Из десяти бойцов в строю оставалось шестеро. Трое «молодых» — всего по полтора года в войсках, двое — сержант Тхай и старший сержант Чен — прослужили пять лет, половину срочной. Сам лейтенант отбарабанил девять и ещё полгода назад подумывал подавать рапорт на продление службы. Теперь это, конечно, бессмысленно, но, так или иначе, армия давно стала для него родным домом, и отказываться от неё Пак не хотел. Даже сейчас, когда он, наконец, понял, что армии больше нет. Как нет и страны, какую он помнил, в которой он жил и которой давал присягу…
— Закончили?.. Хорошо. Построились в колонну по два. Ван Йонг первая… Отлично. А теперь — шагом марш!..
Ходить строем эти дамы, естественно, не умели. Постоянно сбивались, наступали друг другу на пятки, пугались и дёргались, когда сопровождающий грозно клацал затвором и обещал пристрелить тех, кто шагает не в ногу…
До найденного в горах бункера-склада надо было пройти три километра. Для солдата плёвое дело, даже вспотеть не успеешь. А вот для нетренированных южных барышень, да ещё по раскисшей грязи — задача совсем непростая. Тем не менее, жалеть их северянин не собирался. Пусть учатся. Армии — ЕГО армии — слабые бойцы не нужны…
— Стой!.. Я сказал стой, а не отдыхать!
Пара девиц, устало опустившихся наземь, с трудом поднялись на ноги. Строя практически не было. Дамы стояли толпой, тяжело дыша и держась друг за друга, чтобы не упасть.
Один из замаскированных входов в бункер располагался на склоне горы. Лейтенант отвалил в сторону пласт искусственного дерна, отодвинул задвижку и распахнул дверь.
— Заходим по-очереди. Не толпимся.
В этой части убежища находились помещения для личного состава. Двухярусные кровати, санузел, каптёрка, сушилка… Казарма, она казарма и есть, хоть на севере, хоть на юге, хоть где угодно.

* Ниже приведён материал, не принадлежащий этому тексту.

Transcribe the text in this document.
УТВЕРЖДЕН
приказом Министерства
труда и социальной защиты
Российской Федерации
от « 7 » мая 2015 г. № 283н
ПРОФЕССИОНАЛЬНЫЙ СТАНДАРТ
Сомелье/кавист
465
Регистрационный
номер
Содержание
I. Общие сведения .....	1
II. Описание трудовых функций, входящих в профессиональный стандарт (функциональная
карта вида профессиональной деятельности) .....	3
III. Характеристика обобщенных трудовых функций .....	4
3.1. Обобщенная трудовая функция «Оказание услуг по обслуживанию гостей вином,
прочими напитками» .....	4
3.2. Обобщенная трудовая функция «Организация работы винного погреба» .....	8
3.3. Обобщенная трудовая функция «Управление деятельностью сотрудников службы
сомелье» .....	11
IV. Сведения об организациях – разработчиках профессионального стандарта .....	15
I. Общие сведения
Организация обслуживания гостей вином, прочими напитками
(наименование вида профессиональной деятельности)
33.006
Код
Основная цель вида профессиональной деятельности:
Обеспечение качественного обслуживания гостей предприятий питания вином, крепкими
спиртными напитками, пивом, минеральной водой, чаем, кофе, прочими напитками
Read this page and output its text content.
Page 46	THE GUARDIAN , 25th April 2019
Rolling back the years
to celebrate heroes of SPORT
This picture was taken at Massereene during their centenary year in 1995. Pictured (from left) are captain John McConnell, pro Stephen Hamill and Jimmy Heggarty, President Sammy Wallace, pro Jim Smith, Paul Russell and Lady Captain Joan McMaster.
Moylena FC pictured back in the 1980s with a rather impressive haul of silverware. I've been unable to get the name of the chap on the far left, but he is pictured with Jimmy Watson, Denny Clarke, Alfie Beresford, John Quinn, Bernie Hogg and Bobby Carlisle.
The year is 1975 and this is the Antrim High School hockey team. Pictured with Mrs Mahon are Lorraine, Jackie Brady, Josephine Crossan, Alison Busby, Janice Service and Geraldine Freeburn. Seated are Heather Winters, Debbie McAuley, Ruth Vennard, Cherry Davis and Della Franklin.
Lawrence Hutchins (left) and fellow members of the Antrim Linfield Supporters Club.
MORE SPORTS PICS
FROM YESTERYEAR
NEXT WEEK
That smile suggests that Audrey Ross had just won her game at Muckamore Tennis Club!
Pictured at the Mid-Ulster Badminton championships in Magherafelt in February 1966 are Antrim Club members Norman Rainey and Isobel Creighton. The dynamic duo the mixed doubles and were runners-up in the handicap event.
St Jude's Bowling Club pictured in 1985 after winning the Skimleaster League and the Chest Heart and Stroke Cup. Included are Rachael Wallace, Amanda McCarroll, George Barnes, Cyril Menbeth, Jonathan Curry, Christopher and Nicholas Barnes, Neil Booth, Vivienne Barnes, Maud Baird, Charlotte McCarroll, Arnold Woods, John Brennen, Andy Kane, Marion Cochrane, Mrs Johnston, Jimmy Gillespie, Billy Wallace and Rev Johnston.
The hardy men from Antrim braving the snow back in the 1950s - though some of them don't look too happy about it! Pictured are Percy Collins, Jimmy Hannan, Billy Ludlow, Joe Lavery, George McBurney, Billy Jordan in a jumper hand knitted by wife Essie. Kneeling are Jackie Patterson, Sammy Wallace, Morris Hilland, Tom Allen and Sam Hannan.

С электричеством и водой проблем не было. Ещё при первом осмотре Пак выяснил, что внутри по небольшому туннелю течёт бурный ручей и имеется миниГЭС. Для бытовых и хозяйственных нужд достаточно, а разворачивать тут промышленное производство никто и не собирался. Скорее всего, это убежище выстроили на случай войны, но воспользоваться не успели. Война оказалась совсем не такой, какую планировали в штабах. А вот для Пака и его группы эта база вполне подходила. И в качестве опорного пункта для партизанских действий, и для жилья, и — чем чёрт не шутит — как отправная точка будущего государства. Ну а что? Легендарный Тангун Вангом и великий вождь Ким Ир Сен тоже ведь начинали свой путь не из дворцов, а из сооруженных на склоне горы Пэктусан землянок…
— Всем оставаться здесь. Запереться. Никому кроме меня не открывать. В предгорьях много япошек, поэтому сами понимаете. Вернусь через четыре часа, — лейтенант выразительно посмотрел на Ван Йонг. — К моему приходу чтобы тут был полный порядок. Задача ясна?
— Да, господин офицер, — кивнула девушка.
— Тогда — выполнять. Вернусь — проверю…
На обратный путь у Пака ушло около часа. Настроение было отличное. Спускаться с горы гораздо приятнее, чем подниматься. Плюс сведения, которые он раздобыл, грели душу практически так же, как теплое весеннее солнце — уставшую от морозов землю.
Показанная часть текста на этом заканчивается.